Enseignant responsable :

  • MICHAIL LAMPIS

Volume horaire : 15

Description du contenu de l'enseignement :
In this course we study the basics of computational complexity theory, focusing on time complexity, space complexity, and non-determinism. We discuss standard complexity classes, including P, NP, coNP, PSPACE, and the relations between them. We will explain how the notion of reductions allows us to understand the relative difficulty of two problems, even when both problems are intractable and see how reductions lead to the notion of problems complete for a class.

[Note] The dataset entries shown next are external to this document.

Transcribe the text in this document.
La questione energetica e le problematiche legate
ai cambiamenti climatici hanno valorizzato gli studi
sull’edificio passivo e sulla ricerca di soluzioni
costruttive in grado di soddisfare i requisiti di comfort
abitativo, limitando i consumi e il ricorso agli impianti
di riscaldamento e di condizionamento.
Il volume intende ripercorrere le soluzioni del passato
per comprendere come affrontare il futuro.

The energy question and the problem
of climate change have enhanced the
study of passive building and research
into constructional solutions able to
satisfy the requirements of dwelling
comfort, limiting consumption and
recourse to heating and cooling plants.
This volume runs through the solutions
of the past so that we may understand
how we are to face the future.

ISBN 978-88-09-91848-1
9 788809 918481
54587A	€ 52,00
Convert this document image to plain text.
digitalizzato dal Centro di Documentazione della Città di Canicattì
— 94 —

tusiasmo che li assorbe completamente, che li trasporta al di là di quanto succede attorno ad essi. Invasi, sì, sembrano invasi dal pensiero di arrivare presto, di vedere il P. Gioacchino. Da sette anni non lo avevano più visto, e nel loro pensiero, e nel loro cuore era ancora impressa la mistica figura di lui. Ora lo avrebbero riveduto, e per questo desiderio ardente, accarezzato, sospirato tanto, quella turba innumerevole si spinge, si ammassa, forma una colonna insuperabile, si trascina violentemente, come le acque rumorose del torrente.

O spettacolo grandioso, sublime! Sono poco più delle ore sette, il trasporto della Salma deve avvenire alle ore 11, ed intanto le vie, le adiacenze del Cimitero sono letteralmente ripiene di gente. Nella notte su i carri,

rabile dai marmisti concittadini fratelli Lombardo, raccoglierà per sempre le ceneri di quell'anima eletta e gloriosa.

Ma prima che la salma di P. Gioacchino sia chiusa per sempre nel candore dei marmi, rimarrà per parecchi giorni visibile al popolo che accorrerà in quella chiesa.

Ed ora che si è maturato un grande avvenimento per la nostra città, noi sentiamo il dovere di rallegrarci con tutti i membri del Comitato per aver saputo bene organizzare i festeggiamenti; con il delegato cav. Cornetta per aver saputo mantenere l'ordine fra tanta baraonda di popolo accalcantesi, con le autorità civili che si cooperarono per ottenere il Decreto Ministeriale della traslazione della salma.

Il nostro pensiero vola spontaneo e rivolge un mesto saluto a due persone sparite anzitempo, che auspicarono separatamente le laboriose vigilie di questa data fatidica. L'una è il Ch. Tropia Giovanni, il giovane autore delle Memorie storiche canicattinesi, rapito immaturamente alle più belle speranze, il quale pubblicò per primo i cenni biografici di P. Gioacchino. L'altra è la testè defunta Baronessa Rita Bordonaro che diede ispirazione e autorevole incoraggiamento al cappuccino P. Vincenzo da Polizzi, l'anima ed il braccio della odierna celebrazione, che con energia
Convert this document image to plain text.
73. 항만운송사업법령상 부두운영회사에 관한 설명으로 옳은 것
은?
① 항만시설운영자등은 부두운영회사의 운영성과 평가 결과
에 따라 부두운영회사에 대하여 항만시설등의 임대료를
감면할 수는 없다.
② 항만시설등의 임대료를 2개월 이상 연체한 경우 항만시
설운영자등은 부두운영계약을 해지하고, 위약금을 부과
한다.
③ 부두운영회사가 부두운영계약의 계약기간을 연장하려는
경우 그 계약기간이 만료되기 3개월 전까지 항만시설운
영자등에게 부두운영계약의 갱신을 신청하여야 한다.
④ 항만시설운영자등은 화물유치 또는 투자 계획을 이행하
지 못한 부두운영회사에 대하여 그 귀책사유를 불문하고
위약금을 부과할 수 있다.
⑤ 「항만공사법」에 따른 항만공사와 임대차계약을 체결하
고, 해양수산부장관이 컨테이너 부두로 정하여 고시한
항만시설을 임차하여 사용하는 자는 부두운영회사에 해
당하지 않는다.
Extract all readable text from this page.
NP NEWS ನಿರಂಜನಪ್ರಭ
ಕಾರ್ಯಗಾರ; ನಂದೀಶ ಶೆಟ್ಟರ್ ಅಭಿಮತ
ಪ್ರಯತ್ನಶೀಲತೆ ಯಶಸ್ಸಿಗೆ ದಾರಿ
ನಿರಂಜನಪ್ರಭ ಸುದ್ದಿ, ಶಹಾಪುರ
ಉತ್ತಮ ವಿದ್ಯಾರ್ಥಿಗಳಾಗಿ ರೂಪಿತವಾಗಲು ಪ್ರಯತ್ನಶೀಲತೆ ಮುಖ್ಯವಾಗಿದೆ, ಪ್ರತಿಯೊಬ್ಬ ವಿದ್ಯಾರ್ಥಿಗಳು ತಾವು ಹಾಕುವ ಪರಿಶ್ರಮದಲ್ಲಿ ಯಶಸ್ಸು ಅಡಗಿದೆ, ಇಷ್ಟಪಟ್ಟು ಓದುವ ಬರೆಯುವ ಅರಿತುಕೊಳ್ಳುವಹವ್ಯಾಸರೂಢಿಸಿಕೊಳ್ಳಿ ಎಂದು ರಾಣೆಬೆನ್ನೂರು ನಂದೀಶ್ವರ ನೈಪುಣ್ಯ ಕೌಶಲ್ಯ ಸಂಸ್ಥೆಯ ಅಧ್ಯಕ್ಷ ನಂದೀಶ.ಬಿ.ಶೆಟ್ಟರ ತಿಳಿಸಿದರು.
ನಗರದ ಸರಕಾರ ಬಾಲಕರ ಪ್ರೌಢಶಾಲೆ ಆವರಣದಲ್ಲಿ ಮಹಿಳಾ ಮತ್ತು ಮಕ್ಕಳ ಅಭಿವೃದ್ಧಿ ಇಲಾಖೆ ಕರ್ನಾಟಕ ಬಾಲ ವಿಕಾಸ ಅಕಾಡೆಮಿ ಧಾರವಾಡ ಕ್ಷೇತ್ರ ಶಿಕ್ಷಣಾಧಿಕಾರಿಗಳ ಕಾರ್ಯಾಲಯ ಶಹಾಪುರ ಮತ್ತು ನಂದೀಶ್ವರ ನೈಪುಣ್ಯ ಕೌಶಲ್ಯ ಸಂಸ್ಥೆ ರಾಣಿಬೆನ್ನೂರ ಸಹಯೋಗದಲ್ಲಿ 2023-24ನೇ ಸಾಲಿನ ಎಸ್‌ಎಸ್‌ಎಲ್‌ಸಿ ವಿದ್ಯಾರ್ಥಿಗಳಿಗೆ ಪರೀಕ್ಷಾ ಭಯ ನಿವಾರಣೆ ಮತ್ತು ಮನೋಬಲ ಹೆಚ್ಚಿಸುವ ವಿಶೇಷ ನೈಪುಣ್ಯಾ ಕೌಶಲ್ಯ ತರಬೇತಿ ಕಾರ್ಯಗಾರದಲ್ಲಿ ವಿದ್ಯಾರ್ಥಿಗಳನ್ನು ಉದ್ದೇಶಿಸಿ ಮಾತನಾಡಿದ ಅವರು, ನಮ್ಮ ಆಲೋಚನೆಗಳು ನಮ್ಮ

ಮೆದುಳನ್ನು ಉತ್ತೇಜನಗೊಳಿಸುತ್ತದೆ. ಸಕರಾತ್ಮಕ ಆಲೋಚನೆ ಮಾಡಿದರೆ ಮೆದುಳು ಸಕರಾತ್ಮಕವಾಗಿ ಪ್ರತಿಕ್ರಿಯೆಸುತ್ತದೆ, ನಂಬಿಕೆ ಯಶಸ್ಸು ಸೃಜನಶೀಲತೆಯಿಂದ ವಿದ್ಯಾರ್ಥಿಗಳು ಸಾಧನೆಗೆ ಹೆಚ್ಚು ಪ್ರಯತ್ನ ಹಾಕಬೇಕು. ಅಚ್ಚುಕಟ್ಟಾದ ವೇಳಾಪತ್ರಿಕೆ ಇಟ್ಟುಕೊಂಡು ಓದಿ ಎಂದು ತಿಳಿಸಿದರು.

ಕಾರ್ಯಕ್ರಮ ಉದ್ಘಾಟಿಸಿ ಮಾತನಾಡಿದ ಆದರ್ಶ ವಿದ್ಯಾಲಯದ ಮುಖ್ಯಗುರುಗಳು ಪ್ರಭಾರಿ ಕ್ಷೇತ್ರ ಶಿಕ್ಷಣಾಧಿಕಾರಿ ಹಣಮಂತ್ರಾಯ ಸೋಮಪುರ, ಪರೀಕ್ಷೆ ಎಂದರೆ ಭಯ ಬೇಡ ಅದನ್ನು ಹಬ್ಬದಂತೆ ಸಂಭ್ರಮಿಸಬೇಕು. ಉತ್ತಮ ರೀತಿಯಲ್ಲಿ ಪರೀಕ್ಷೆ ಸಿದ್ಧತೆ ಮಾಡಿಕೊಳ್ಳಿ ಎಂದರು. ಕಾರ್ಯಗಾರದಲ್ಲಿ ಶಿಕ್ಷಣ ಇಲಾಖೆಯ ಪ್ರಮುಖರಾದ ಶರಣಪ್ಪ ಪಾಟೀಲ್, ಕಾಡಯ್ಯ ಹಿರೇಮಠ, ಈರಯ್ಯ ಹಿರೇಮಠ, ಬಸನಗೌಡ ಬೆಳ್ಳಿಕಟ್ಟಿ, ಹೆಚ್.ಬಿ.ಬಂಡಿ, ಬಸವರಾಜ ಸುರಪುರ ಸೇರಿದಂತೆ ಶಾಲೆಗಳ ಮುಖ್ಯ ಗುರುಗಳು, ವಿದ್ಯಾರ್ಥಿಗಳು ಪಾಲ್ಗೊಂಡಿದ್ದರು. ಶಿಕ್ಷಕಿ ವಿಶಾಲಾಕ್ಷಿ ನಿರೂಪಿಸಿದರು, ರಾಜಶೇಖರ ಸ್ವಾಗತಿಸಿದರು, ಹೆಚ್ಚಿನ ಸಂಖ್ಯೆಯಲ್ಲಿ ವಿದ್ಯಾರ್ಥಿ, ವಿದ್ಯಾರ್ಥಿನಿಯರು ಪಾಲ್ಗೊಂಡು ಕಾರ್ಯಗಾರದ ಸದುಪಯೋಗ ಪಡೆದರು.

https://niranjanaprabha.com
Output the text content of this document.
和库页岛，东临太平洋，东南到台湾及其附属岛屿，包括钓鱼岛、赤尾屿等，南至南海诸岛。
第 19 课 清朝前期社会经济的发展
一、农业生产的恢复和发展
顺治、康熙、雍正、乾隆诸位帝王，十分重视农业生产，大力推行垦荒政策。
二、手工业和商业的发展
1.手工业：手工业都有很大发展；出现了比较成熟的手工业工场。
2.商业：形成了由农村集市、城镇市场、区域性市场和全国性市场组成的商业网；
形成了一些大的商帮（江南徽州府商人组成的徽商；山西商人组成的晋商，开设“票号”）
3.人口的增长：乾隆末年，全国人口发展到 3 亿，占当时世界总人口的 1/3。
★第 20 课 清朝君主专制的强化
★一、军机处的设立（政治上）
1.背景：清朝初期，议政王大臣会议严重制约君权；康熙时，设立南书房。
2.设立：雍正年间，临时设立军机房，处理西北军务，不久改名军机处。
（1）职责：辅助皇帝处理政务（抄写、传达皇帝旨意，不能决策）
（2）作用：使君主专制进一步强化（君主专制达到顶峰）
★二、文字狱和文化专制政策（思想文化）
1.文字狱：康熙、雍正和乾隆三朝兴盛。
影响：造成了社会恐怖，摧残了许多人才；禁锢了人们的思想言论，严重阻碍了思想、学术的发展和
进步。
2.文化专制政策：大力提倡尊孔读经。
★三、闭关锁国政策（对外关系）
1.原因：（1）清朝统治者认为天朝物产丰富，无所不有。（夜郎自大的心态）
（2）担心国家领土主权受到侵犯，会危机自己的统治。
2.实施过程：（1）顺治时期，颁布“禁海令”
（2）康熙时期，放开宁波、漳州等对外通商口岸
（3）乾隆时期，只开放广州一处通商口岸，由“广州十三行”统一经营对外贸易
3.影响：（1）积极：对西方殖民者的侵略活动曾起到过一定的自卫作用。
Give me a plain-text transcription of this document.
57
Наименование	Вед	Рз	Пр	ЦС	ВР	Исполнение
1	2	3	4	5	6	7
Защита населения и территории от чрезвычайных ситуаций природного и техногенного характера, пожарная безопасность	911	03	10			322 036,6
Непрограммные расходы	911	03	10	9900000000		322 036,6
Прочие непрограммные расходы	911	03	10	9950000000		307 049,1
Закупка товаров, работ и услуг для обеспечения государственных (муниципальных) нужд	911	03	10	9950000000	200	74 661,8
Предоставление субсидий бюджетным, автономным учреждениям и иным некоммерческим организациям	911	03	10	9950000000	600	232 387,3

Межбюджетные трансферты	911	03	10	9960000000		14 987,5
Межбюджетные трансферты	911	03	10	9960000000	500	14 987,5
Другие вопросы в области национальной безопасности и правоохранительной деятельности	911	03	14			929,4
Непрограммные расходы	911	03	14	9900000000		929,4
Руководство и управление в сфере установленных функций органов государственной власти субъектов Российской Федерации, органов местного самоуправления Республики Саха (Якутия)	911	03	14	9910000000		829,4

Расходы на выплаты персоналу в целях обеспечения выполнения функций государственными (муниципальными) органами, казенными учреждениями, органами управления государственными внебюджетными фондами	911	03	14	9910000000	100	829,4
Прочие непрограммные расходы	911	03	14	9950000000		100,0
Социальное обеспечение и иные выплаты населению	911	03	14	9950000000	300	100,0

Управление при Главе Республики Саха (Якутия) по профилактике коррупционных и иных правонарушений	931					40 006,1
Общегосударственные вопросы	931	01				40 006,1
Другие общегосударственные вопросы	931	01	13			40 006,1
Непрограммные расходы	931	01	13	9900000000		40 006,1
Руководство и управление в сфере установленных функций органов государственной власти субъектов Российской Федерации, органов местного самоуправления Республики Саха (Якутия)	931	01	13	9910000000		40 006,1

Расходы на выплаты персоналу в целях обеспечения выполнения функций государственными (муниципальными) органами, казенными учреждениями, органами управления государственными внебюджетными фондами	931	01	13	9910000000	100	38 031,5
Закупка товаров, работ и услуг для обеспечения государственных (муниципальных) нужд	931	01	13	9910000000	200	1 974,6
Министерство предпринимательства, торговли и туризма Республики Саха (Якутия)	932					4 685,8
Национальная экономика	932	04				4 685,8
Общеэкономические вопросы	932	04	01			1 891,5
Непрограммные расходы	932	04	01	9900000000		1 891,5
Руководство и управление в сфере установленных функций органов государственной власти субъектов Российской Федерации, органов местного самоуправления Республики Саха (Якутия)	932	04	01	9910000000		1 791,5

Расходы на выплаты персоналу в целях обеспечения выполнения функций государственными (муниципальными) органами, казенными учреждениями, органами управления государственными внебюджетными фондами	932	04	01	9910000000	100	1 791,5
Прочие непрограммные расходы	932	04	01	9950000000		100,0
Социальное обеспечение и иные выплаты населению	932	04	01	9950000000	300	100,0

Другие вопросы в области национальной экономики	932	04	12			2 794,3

We also study the fundamental notion of NP-completeness and its relatives (such as PSPACE-completeness) and explain what this notion means for computer science in general. If time allows we will also discuss more advanced complexity classes, such as the polynomial hierarchy, the boolean hierarchy, and randomized complexity classes.

Compétence à acquérir :
In the end of this course students will have learned how one can prove that a problem is intractable, what it means for a problem to be NP-complete or complete for another class, and the most important classes of computational complexity.
Bibliographie, lectures recommandées
Bibliography
S. Arora, B. Barak, Computational Complexity. A modern approach, Cambridge University Press, 2009.
M.R Garey, D. S. Johnson, Computers and intractability. A guide to the theory of NP-completeness, W. H. Freeman, 1979.
C. H. Papadimitriou, Computational Complexity, Addison-Wesley, 1994.